OBJECTIVE: To discuss the influence of hormone (prednisone) removal on the occurrence of urine protein in recipients undergoing renal transplantation.
METHODS: A total of 35 recipients undergoing renal transplantation after removal of prednisone received immunosuppressive regimen of cyclosporine A or tacrolimus + mycophenolate mofetil bivalent. Initial dose of prednisone was 30 mg/d, and then gradually reduced by 5 mg per week, and withdrawn at 1 month after renal transplantation. There were 16 cases in cyclosporine A group and 19 cases in tacrolimus group. Urine protein was measured and quantified at 3, 6, 12 and 24 months after renal transplantation and 3, 6 and 12 months after addition of prednisone in both groups. Simultaneously, serum creatinine, fasting glucose, body mass increases, the rate of acute rejection, infection, patient/graft survival at 2 years after renal transplantation and urine protein at 24 hours before and after adding hormone were recorded.
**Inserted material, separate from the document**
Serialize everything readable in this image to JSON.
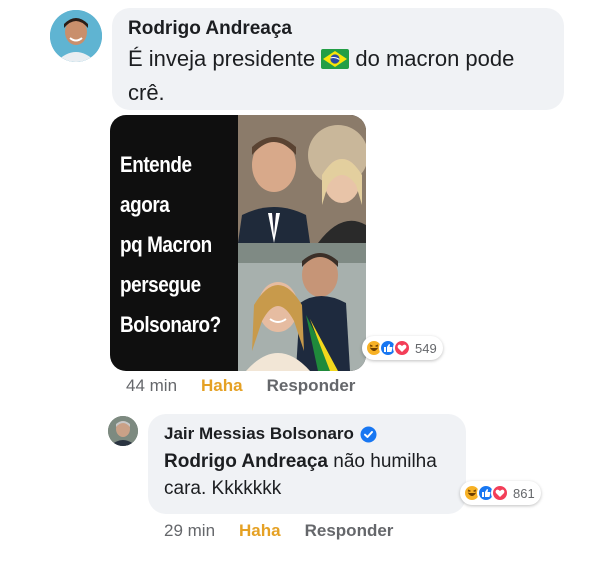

RESULTS AND CONCLUSION: For the two groups, urine α1-microglobulin started to rise after 6 months of removal of prednisone. Urinary microalbumin, urinary α1-microglobulin, and urinary transferrin ascended obviously at 12 months. Urinary protein was positive in five cases of cyclosporine A group and in three cases of tacrolimus group. At 24 months, urinary microalbumin, urinary α1-microglobulin, urinary transferrin and urinary IgG ascended obviously. Urinary protein was positive in cyclosporine A group with 11 cases and in tacrolimus group with 10 cases. 24-hour urinary protein quantity was more than 1 g in every case. On this base, we made the patients to take more prednisone for 6 months, so urine α1-microglobulin and urinary microalbumin began to descend. Each group had one case of positive urinary protein turning to negative. Twelve months after the adjustment of the prednisone, urinary microalbumin, urinary α1-microglobulin, and urinary transferrin descended respectively. Positive urinary protein turned into negative: in cyclosporine A group with two cases and in tacrolimus group with three cases. 24-hour urinary protein quantity was around 0.7 g. Two years after renal transplantation, serum creatinine and acute rejection rates were higher in the cyclosporine A group than in the tacrolimus group (P < 0.05). No significant difference in fasting glucose, body mass increase, infections, and patient/graft survival was detectable between both groups. Results suggested that removal of prednisone greatly affected urine protein in recipients undergoing renal transplantation. In particular, at 2 years after renal transplantation, urinary microalbumin, urinary α1-microglobulin, urinary transferrin and urinary IgG ascended obviously, and the security needs further research.